🤖 AI Summary
Latent spaces of audio autoencoders are typically nonlinear, hindering intuitive algebraic operations (e.g., mixing, scaling). Method: We propose an implicit regularization training strategy that requires no architectural or loss-function modifications; instead, it leverages carefully designed data augmentations to induce a latent space in Consistency Autoencoders (CAEs) that is simultaneously homogeneous, additive, and strictly gain-equivariant. Contribution/Results: To our knowledge, this is the first method achieving full encoder-decoder linearization while preserving high-fidelity reconstruction (STFT-MSE ≤ 0.01, PESQ ≥ 3.2). Experiments demonstrate that the resulting linear latent space directly enables simple arithmetic operations for music source synthesis and separation—yielding a 1.8 dB SDR improvement on MUSDB18 for source separation.
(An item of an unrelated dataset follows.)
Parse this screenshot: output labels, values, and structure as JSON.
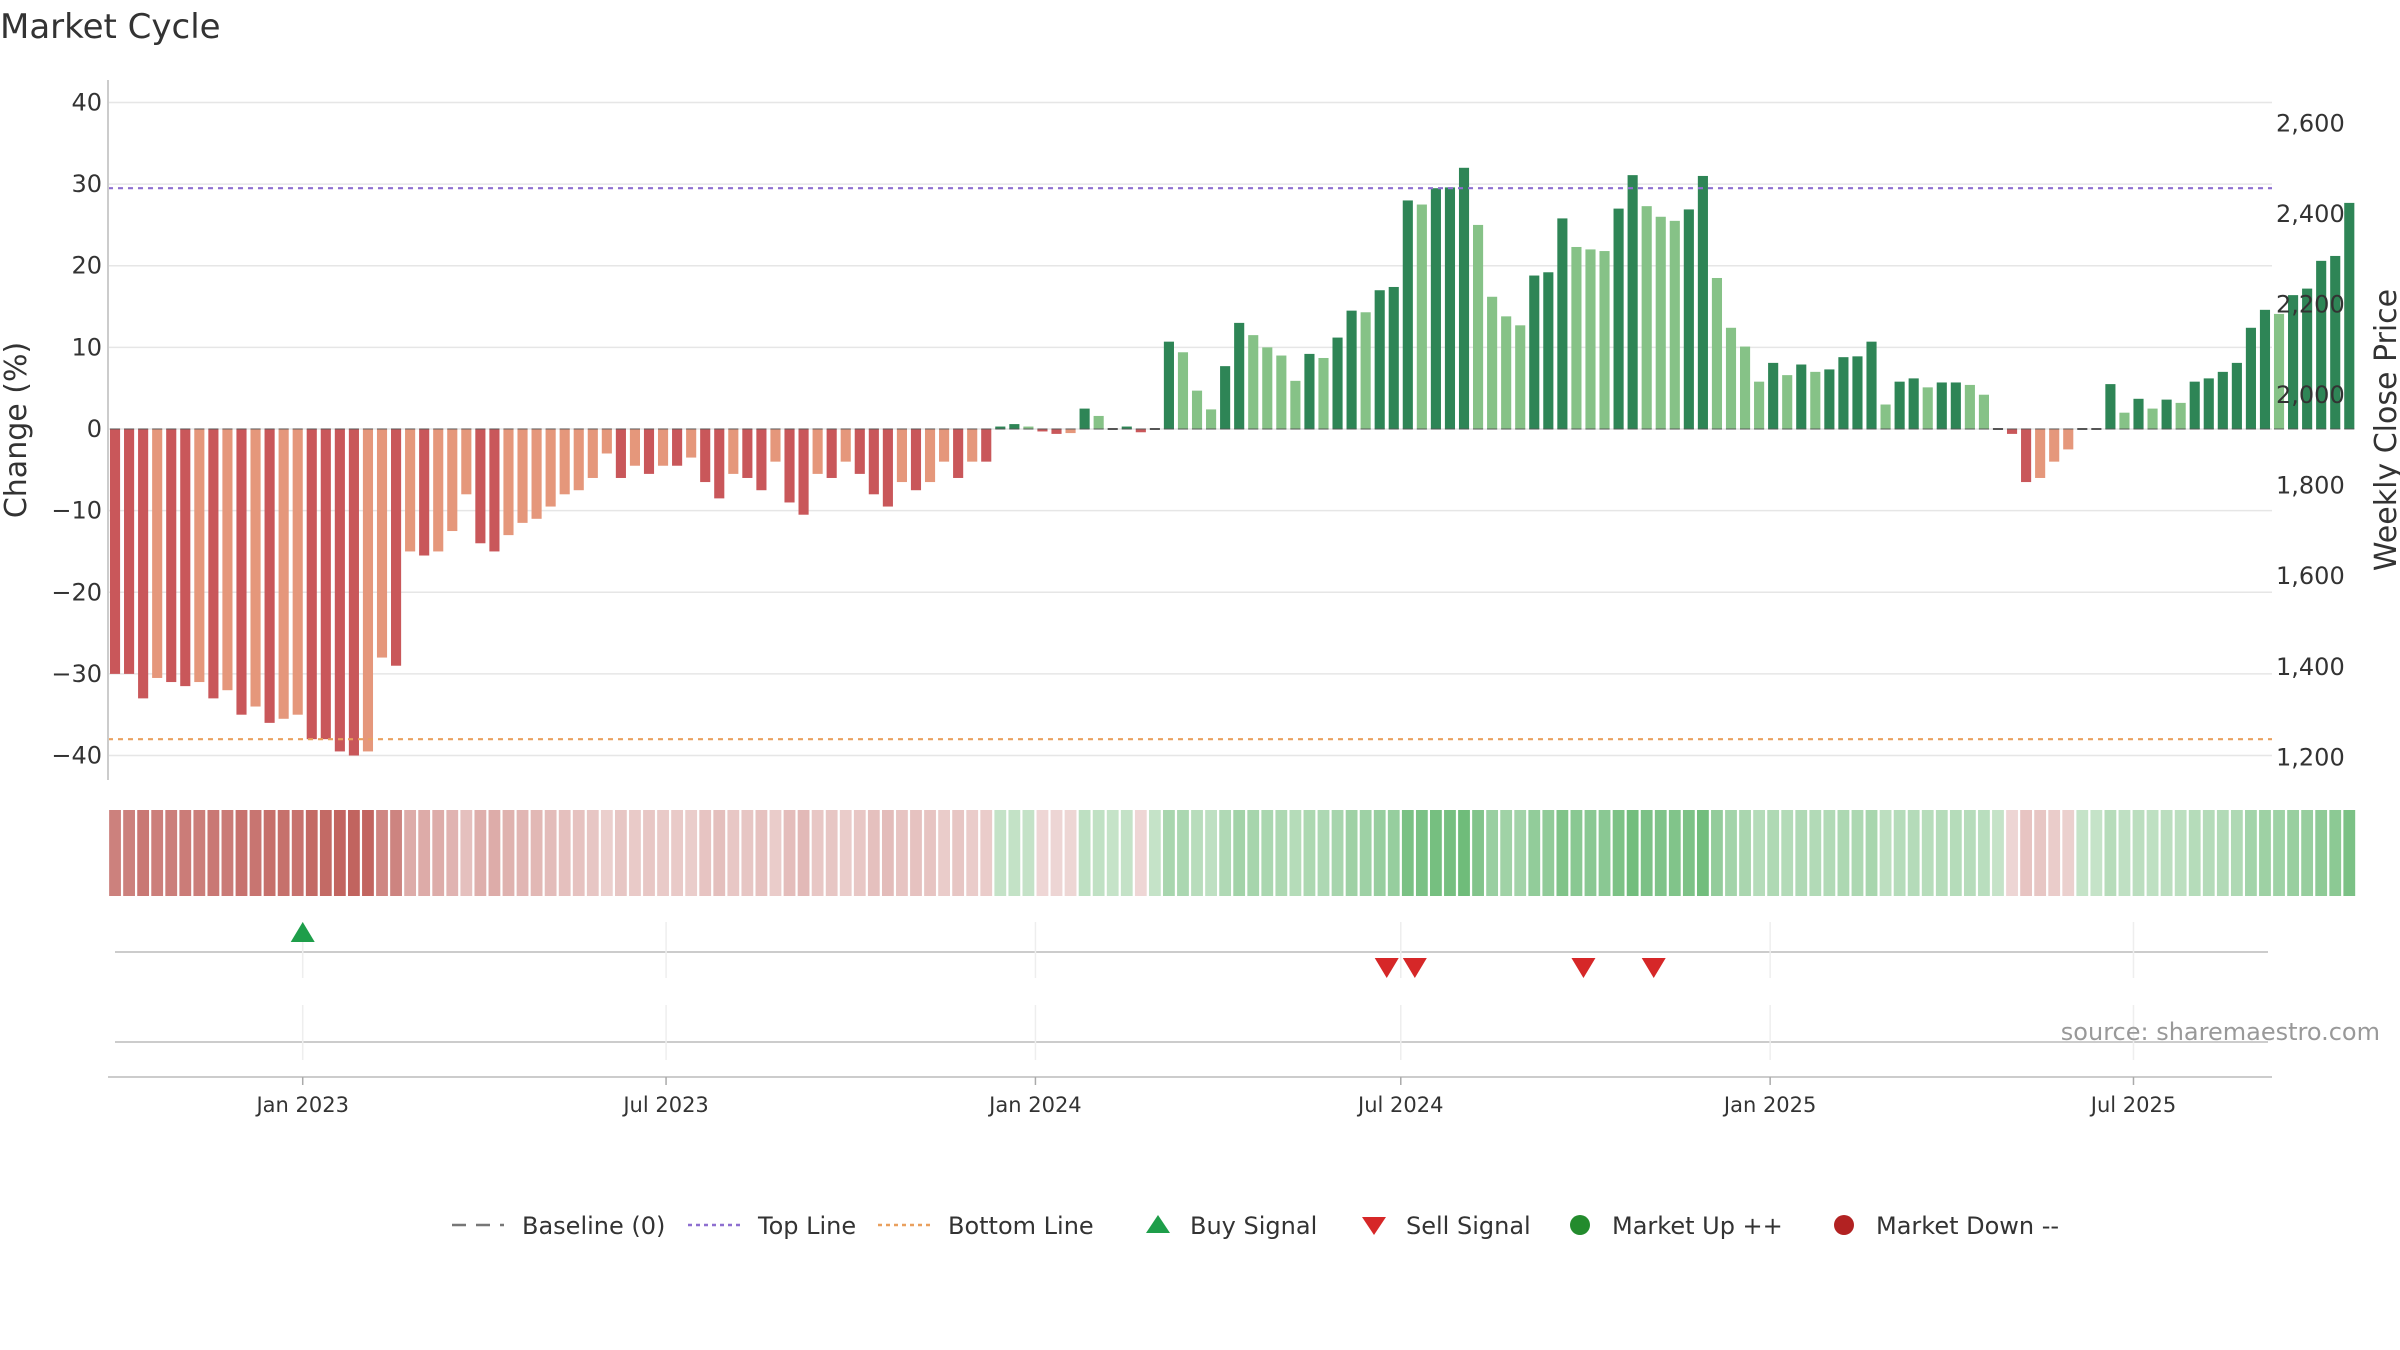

The approach significantly enhances representation interpretability and controllability without compromising reconstruction quality.
📝 Abstract
Audio autoencoders learn useful, compressed audio representations, but their non-linear latent spaces prevent intuitive algebraic manipulation such as mixing or scaling. We introduce a simple training methodology to induce linearity in a high-compression Consistency Autoencoder (CAE) by using data augmentation, thereby inducing homogeneity (equivariance to scalar gain) and additivity (the decoder preserves addition) without altering the model's architecture or loss function. When trained with our method, the CAE exhibits linear behavior in both the encoder and decoder while preserving reconstruction fidelity. We test the practical utility of our learned space on music source composition and separation via simple latent arithmetic. This work presents a straightforward technique for constructing structured latent spaces, enabling more intuitive and efficient audio processing.